Hätte man ihnen von Anfang an gleiche Chancen und Rechte eingeräumt - was man nicht tat, aus Angst, die Immigranten würden das „ausnutzen“ oder „uns etwas wegnehmen" - hätte man viele wahrscheinlich  Probleme gar nicht in dieser Form erzeugt - und wenn sie trotzdem entstanden wären, wären sie viel weniger stark ausgeprägt. 
Doch die Prophezeiung erfüllt sich selbst und die Rechtspopulisten (und Konservativen) klopfen sich auf die Brust und sagen, „haben wir es euch nicht gesagt“.

Ja genau - das ist ja das Problem -  sie haben es so lange gesagt, bis es alle als Realität wahrgenommen haben, noch bevor es da war.

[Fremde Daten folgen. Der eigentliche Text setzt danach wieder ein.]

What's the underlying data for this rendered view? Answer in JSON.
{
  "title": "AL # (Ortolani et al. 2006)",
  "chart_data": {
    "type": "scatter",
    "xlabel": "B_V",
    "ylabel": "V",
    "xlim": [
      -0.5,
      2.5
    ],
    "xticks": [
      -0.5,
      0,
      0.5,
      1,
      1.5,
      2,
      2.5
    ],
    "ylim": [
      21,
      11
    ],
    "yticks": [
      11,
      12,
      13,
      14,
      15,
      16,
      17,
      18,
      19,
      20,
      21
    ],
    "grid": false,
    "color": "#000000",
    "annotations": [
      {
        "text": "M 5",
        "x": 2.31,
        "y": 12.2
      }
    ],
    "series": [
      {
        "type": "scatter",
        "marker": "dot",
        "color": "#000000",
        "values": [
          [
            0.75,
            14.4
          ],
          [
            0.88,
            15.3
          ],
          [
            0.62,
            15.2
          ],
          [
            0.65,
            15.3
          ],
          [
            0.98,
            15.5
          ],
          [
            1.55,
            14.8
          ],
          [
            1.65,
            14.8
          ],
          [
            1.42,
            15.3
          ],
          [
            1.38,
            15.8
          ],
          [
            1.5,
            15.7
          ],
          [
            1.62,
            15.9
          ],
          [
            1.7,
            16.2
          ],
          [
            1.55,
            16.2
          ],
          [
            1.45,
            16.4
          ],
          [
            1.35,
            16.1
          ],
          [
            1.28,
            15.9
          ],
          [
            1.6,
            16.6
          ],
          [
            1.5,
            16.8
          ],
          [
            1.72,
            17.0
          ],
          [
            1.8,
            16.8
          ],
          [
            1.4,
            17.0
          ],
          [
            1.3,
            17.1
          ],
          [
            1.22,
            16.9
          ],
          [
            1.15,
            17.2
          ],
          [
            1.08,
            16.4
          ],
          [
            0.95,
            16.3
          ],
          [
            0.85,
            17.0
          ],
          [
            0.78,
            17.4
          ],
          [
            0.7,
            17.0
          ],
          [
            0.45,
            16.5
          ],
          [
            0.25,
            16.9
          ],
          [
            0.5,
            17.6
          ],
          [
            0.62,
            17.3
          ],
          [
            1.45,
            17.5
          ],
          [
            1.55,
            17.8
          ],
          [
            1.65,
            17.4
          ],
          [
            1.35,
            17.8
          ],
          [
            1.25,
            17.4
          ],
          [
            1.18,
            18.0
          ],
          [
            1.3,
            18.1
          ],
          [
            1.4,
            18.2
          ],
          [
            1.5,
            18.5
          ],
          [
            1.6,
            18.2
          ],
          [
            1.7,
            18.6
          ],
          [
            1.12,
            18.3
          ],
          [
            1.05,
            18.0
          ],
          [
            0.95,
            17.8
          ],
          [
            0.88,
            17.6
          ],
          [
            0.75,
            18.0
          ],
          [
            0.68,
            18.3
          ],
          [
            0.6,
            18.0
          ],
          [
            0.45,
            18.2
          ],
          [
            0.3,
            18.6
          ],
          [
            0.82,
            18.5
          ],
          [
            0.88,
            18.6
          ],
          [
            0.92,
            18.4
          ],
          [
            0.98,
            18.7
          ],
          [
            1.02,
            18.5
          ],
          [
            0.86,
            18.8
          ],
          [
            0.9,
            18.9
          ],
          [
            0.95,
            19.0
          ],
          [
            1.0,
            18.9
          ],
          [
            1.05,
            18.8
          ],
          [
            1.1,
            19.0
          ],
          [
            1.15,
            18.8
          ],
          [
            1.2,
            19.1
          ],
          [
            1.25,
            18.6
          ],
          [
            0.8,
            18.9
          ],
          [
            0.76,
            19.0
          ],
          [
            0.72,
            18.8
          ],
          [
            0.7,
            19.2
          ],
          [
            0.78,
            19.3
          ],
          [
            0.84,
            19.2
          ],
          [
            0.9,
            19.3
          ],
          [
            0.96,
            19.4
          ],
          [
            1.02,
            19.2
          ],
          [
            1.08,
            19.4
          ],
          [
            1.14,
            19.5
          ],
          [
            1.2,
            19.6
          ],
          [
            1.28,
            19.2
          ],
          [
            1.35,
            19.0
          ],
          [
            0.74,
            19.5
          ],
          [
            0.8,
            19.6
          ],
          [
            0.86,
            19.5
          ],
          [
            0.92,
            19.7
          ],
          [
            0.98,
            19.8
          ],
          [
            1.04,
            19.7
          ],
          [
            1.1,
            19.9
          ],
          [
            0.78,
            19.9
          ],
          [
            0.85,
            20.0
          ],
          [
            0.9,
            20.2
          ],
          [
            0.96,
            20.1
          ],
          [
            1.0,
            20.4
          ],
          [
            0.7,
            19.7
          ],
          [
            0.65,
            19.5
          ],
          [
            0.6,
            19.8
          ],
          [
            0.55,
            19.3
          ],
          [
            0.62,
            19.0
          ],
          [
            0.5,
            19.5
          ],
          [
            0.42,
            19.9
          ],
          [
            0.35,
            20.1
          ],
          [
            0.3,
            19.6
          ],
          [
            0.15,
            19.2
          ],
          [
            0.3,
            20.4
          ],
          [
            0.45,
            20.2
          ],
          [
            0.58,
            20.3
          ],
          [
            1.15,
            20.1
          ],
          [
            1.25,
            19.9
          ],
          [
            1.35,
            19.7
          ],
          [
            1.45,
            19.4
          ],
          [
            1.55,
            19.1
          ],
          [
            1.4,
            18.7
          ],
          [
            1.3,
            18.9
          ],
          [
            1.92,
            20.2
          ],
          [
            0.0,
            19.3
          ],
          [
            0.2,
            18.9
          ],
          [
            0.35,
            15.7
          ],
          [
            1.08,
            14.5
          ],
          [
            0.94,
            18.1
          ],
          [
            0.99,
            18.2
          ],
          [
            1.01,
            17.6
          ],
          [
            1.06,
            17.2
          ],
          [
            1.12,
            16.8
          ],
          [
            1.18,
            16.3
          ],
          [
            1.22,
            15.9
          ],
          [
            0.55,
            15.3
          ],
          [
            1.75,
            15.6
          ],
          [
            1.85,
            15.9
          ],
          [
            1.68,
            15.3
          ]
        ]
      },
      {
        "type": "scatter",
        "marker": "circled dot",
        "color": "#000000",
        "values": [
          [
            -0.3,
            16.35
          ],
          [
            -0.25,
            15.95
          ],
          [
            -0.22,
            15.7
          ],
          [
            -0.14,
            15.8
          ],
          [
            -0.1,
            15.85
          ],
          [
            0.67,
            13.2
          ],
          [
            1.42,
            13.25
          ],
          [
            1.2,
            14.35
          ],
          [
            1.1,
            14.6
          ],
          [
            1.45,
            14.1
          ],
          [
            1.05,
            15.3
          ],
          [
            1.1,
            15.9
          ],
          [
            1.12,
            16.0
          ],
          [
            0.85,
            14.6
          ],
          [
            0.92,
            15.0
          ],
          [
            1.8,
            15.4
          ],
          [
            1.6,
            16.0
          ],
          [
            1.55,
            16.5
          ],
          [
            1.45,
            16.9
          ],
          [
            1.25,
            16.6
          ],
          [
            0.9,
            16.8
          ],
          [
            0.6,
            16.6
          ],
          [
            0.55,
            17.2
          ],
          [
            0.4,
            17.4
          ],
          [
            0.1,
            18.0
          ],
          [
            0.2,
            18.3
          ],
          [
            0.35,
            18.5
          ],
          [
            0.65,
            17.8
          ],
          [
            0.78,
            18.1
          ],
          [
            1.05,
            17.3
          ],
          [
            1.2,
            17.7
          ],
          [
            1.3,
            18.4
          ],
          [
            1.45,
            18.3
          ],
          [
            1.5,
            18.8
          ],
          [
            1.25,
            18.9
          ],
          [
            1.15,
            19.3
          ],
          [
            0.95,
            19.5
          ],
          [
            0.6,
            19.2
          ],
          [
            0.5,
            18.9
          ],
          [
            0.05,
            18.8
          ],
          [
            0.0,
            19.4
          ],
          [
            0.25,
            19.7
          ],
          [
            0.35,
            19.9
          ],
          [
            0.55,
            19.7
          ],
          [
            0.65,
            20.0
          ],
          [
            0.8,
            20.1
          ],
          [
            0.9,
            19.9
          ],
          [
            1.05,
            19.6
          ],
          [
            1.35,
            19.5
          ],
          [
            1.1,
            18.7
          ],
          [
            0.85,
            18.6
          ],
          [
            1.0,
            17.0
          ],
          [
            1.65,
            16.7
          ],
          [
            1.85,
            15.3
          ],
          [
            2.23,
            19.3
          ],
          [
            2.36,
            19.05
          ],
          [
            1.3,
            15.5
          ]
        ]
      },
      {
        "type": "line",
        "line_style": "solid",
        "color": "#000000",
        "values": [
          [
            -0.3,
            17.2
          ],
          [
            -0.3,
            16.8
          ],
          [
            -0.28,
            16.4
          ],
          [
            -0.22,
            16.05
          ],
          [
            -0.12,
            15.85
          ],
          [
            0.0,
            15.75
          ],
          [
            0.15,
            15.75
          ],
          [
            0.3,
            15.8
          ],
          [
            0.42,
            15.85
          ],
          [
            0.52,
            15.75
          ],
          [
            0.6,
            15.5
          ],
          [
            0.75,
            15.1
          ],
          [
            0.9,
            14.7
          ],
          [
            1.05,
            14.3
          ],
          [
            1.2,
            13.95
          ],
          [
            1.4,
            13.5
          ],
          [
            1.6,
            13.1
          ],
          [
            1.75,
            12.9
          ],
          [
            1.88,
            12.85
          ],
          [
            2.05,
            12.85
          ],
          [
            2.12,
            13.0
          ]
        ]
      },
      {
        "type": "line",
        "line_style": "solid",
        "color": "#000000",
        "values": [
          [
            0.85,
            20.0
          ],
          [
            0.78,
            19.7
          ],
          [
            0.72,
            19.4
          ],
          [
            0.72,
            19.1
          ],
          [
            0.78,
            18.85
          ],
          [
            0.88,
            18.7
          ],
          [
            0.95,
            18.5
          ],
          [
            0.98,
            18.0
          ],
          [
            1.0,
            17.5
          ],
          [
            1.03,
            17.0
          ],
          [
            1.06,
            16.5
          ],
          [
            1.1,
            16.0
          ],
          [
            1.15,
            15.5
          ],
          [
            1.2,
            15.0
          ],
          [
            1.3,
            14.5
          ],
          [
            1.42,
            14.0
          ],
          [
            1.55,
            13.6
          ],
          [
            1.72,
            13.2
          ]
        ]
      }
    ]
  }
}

Genau das gleiche wird mit den aktuellen Flüchtlingsströmen passieren, wenn wir - und da ist ganz besonders die Politik gefragt - nicht endlich umschwenken. Wenn wir die Flüchtlinge weiter wie Feinde behandeln, ihnen weiter ihre Menschenrechte verwehren, sie weiter in Massen sterben lassen, sie schlecht behandeln und sie wie Vieh durch die Gegend karren. Wenn sie keinen Zugang zu sanitären Einrichtungen und medizinischer Versorgung haben, nicht genug Lebensmittel etc., dann werden sie irgendwann vielleicht zu dem werden, wofür wir sie jetzt schon halten, obwohl sie es gar nicht sind.
Sie sind nicht unsere Feinde, doch wenn wir lange genug so tun als ob, wird es vielleicht irgendwann ganz danach aussehen. Und dann wird es zu spät sein. Dann wird das Umkehren wesentlich schwerer werden. 

Und außerdem werden dann die Rechtspopulisten wieder sagen, sie hätten es ja gesagt. Obwohl genau das, das Problem war. Aber sie checken es einfach nicht.